Selasa, 08 Maret 2016

7 PERMASALAHAN KAUM MUSLIMIN


Agama Tauhid adalah agama yang hakikatnya sederhana, sehingga ummatnya hendaklah merupakan ummat yang sederhana dalam menjalani kehidupan ini; konsen pada efektivitas dan efisiensi. Namun, kenapa ummat Islam saat ini terasa pelik dengan beragam permasalahan? Di antara sebabnya adalah karena hilangnya konsentrasi ummat ini terhadap perkara efektivitas dan efisiensi dalam menjalani kehidupannya. Padahal konsep dan sistem Islam yang telah dituntunkan oleh Allah melalui Rasul-Nya telah menetapkan panduan tata kelola kehidupan yang efektif dan efisien.


Sederhananya seperti prinsip ibadah dan prinsip muamalah. Bahwa semua peribadatan adalah haram, kecuali ada dalil yang memerintahkannya.
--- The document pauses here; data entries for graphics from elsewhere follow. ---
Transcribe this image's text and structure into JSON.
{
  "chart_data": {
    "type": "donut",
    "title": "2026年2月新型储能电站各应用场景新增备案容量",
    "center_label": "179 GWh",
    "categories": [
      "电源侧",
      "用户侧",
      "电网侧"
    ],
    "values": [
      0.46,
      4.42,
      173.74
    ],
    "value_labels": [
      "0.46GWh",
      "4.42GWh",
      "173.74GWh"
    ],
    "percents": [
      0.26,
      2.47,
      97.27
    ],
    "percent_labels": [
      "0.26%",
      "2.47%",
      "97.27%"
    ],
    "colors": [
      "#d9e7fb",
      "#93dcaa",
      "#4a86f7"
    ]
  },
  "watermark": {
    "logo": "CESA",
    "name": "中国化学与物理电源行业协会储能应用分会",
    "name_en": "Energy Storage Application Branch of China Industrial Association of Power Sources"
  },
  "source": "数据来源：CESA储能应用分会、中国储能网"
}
Dengan demikian, menjadi sederhanalah peribadatan kita, jangan melakukan kecuali yang diperintahkan. Begitupun bahwa semua interaksi kehidupan adalah boleh, kecuali ada dalil yang mengharamkannya. Dengan demikian, menjadi sederhanalah interaksi kehidupan kita, silakan bereksperimen apapun dan berhentilah bila telah dilarangkan.

Terkait hal ini, maka sesungguhnya pangkal persoalan ummat Islam bila kita rincikan dapat dikerucutkan pada tujuh permasalahan. Berikut inilah tujuh titik permasalahan ummat yang hendaknya kita konsen memenuhi solusi padanya.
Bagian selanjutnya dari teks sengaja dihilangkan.